All too often, the good intentions of larger NGOs and foreign governments are not accurately targeted when attempting to address an issue such as the illegal wildlife trade. Unfamiliarity with the systems and laws of a foreign country and the customs of the people can result in glaring inefficiencies and missed opportunities for meaningful collaboration.
Looking beyond the logos and well-known acronyms is something that the EAL does very deliberately, when working in the field.
Wildlife Justice Commission (WJC)
EAL has been supporting this highly innovative organization since the very beginning, and our co-founder Mr. Andrea Crosta is a member of the WJC’s supervisory board.
WJC is an independent organization founded in March 2015 by legal, criminal justice and conservation experts in order to expose and disrupt the criminal networks responsible for transnational, organized wildlife crime.

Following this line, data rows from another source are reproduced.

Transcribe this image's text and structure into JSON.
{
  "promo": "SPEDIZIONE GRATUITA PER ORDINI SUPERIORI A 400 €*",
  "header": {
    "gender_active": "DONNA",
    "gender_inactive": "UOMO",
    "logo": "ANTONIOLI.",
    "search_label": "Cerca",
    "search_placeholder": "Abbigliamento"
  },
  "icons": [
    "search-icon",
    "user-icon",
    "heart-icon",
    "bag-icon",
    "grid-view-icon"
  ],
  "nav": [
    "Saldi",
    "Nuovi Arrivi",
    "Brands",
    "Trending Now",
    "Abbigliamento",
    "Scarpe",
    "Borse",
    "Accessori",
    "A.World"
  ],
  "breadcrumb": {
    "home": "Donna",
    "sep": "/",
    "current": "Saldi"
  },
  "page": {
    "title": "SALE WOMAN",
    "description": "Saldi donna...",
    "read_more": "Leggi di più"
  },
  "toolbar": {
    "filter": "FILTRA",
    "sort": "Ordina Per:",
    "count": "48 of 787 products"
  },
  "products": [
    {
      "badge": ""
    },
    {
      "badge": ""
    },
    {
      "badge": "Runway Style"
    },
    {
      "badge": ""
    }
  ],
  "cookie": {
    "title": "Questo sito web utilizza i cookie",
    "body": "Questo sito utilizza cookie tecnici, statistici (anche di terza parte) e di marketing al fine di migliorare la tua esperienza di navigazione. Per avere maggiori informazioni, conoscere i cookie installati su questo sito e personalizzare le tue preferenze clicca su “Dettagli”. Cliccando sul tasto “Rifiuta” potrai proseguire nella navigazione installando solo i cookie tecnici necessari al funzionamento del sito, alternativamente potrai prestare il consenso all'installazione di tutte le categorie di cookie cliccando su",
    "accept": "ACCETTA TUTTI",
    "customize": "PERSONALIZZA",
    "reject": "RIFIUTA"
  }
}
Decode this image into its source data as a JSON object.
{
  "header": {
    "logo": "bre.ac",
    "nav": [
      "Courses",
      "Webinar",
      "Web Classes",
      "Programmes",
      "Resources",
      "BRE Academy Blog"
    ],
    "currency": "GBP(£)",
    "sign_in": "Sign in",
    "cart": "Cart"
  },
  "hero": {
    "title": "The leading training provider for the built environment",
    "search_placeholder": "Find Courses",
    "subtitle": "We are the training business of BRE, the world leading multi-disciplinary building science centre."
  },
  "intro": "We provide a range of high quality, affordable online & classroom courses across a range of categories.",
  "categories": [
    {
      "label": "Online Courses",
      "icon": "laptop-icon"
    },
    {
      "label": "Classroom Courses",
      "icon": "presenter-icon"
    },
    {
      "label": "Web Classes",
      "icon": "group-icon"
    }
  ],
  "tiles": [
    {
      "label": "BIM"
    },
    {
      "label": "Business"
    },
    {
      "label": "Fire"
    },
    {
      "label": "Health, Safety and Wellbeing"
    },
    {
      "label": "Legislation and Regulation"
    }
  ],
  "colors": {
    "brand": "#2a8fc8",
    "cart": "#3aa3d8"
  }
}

More information can be found here.
Anti-poaching in Tanzania
In order to step up efforts to combat the elephant poaching onslaught in Tanzania, the PAMS Foundation, in conjunction with Tanzania National Parks (TANAPA), trained four rapid response teams of field rangers in 2013-2014, consisting of ten rangers in each team.

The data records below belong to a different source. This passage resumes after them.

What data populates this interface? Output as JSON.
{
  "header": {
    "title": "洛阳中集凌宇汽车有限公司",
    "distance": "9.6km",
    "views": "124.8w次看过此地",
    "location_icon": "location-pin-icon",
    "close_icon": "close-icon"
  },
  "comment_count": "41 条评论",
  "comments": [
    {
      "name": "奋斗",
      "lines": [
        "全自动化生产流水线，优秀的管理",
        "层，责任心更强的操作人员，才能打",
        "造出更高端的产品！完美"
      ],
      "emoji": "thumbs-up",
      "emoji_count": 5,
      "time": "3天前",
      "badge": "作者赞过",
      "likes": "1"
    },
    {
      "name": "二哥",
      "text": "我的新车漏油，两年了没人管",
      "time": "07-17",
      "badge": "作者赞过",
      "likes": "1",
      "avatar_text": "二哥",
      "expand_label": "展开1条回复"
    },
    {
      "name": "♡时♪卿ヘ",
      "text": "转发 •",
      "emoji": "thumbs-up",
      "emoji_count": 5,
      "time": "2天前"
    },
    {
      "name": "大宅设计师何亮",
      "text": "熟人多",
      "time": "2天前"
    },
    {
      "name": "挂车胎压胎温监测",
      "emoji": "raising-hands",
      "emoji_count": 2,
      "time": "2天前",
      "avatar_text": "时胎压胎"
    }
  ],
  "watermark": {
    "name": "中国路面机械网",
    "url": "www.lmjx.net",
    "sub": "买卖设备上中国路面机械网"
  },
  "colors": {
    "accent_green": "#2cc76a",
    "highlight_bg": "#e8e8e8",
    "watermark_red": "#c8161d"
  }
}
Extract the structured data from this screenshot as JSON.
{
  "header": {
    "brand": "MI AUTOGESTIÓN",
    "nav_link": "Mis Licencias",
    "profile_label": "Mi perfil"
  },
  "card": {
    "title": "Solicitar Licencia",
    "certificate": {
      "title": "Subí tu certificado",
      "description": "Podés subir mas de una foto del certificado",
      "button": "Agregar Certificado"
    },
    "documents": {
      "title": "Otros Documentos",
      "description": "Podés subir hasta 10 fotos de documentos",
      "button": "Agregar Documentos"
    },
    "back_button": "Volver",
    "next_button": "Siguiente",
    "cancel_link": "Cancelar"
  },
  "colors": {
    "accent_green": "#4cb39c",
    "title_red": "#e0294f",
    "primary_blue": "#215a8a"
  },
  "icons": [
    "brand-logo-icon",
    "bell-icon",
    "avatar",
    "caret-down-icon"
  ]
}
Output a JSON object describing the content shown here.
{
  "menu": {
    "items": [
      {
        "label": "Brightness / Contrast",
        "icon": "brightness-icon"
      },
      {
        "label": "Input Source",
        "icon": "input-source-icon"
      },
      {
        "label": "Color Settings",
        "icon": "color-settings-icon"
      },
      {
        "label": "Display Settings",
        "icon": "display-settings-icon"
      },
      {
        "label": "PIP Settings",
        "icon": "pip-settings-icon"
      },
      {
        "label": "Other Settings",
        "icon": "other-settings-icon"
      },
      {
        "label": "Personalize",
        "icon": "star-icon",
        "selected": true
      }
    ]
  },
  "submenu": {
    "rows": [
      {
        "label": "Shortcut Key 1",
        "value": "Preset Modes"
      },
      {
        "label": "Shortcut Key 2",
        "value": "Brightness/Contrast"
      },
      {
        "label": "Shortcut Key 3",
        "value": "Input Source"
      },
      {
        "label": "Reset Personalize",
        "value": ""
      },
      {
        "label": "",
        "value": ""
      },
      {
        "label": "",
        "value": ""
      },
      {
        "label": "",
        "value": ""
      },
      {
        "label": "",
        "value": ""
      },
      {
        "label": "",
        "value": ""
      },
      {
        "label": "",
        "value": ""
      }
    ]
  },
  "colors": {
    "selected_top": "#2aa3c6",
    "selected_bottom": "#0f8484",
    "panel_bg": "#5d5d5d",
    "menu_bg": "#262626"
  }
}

This intervention was made possible thanks to the support of Elephant Action League and other donors.
The Project’s main objectives were: • providing advanced training on anti-poaching • establishing an informer network in communities adjacent to the National Park for the gathering and analysis of intelligence information needed for enabling effective preventive and reactive actions against poacher networks • providing incentives for exemplary performance • developing a security plan for the Park.
Anti-trafficking and capacity building in Guinea Conakry and Togo, Western Africa
Between 2014 and 2015 Elephant Action League has financially supported some of the anti-trafficking and training activities of WARA in Guinea-Conakry and TALFF in Togo, now both part of the Eagle Network.

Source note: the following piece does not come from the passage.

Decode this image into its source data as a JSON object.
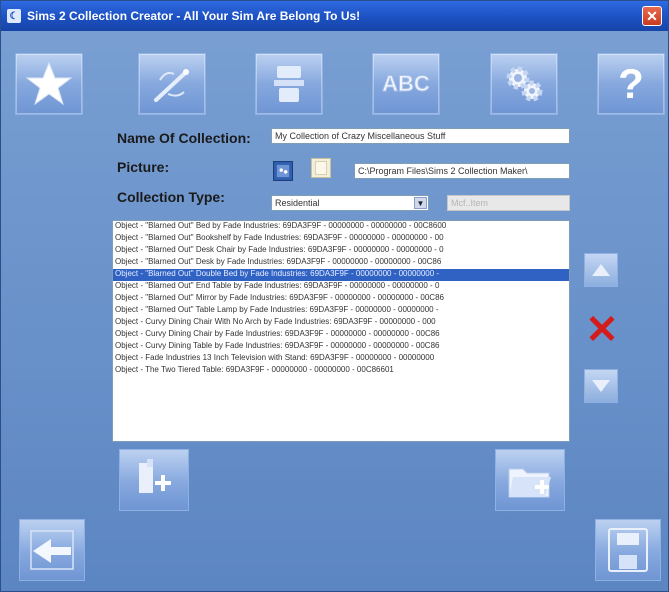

Wara had been working for years in Guinea, and realized, as conservation in Central Africa has, that the application of the wildlife law is a key element in protecting species vulnerable to illegal wildlife trade.
In collaboration with the Guinean ministry in charge of wildlife and INTERPOL, and with the help of LAGA and Conservation Justice, GALF helped bring forth the first operations concerning wildlife crime in Guinea. http://irokoheritage.com/2013/08/26/notorious-guinea-conakry-wildlife-criminal-arrested-at-last/
In August 2015 Ansoumane Doumbouya, the former head of the CITES Management Authority of Guinea, was arrested along with the infamous wildlife trafficker Thierno Barry in Conakry.